Le décret du 15 mai 2020 va permettre à la plupart des communes pourvues en conseils complets d’élire leur maire – quand bien même ce premier tour ne présente pas vraiment les garanties de «sincérité du scrutin» (de nombreux recours ont d’ailleurs été localement déposés pour annuler ces scrutins). Quant aux autres communes, on va relancer la machine mais dans la même incertitude sanitaire : après nous avoir laissés nous déplacer sans masque, puis nous avoir sévèrement reproché de ne pas être prudents, le gouvernement va continuer à nous expliquer d’une part qu’il faut voter, d’autre part que se déplacer est très risqué. On risque donc d’avoir un deuxième tour entaché des mêmes problèmes : parents de jeunes enfants et vieilles gens vont rester chez eux, ne sachant comment interpréter les injonctions contradictoires d’une démocratie qui, à Montcornet, vante «l’esprit de résistance» et, partout ailleurs, exige la soumission la plus parfaite à l’Etat même quand il fait défaut.

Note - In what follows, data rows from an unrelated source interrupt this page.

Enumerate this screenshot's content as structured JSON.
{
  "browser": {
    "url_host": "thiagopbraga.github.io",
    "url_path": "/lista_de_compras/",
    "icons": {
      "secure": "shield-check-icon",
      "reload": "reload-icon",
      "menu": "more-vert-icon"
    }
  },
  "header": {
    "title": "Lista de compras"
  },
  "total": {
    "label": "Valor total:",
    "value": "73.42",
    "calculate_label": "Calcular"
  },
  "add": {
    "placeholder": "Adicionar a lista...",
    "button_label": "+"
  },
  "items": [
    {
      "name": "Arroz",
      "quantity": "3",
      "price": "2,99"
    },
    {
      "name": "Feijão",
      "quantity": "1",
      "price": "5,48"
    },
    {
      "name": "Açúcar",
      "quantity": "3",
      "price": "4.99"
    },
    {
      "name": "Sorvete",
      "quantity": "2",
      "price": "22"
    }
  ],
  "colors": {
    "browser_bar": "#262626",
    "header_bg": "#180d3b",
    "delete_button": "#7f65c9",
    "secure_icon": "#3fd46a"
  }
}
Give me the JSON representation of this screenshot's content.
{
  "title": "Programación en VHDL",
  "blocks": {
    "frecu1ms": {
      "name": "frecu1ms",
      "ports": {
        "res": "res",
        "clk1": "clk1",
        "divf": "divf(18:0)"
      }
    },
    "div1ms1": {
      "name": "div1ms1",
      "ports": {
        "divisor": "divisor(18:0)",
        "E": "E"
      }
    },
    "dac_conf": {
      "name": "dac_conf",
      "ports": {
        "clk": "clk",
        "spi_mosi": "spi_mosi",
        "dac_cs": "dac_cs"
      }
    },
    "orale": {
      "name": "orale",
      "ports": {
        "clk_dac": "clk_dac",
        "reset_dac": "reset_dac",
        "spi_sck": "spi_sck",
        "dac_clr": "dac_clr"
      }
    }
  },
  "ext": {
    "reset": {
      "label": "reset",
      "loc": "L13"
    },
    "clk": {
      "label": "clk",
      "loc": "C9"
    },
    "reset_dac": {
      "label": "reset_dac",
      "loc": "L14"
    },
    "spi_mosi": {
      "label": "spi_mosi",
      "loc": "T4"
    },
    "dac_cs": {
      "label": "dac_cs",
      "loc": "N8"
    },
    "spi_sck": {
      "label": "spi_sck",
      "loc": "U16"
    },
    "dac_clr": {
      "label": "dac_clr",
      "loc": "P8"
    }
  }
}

On voit les effets sur l’abstention : à quelques centaines de voix près, le scrutin peut très bien ne pas du tout refléter l’électorat. Et de quoi sera faite une campagne électorale sans visite en porte-à-porte, sans tractage, sans réunion publique ?… Cela n’arrête ni Anne Hidalgo, ni Christian Estrosi, ni François Rebsamen. Ils viennent de réclamer la fin du «confinement démocratique» dans une tribune publié dimanche 17 mai dans Le JDD. Evitons d’évoquer la démocratie selon Hidalgo ou Rebsamen, on a pu mesurer leur autoritarisme et leur mépris des oppositions. Que dit leur tribune ? Que les maires sont des piliers de la lutte contre le coronavirus (le gouvernement a tout imposé et les préfets ont jugulé les maires), que 70% de la commande publique sont réalisés par les communes et les intercommunalités (on connaît l’état désastreux des finances des grandes villes) et surtout que les Français ne pourraient accepter «la perte de temps et d'énergie requise par une nouvelle campagne électorale, alors que la situation de notre pays exige une mobilisation totale». Voilà donc les maires des plus grandes villes de France qui réclament, en fait, qu’on ne discute absolument pas de l’épidémie ; qu’on ne discute absolument pas de leur rôle pendant cette épidémie ; qu’on ne discute pas de leurs décisions aberrantes, de leur manque de préparation, de leur incapacité à avoir supplée aux manques criants de l’Etat ; qu’on ne discute pas de la manière dont ils ont en permanence collaboré avec l’administration centrale pour qu’aucun contre-pouvoir efficace ne s’installe dans les métropoles, les régions, les départements.
Ces maires, et ce gouvernement, veulent que l’épidémie soit considérée comme une parenthèse nulle et non avenue et que le seules alliances entre les partis constituent le jeu démocratique du deuxième tour, chacun y allant de son petit calcul électoral, tel espérant que la popularité chancelante du gouvernement lui profitera, telle autre que son opposition médiatique durant l’épidémie a consolidé sa candidature. Le premier tour des municipales était une idiotie imprudente. Le second tour sera une infamie. Quant à la démocratie, confinée depuis longtemps par l’état d’urgence hollandien puis l’état d’urgence sanitaire macronien et son incroyable recul des libertés, ces élections ne la déconfineront pas. Elles montreront, une fois de plus, que les Français sont prisonniers des appareils des partis et des calculs partisans, à cent lieues des exigences du bien commun.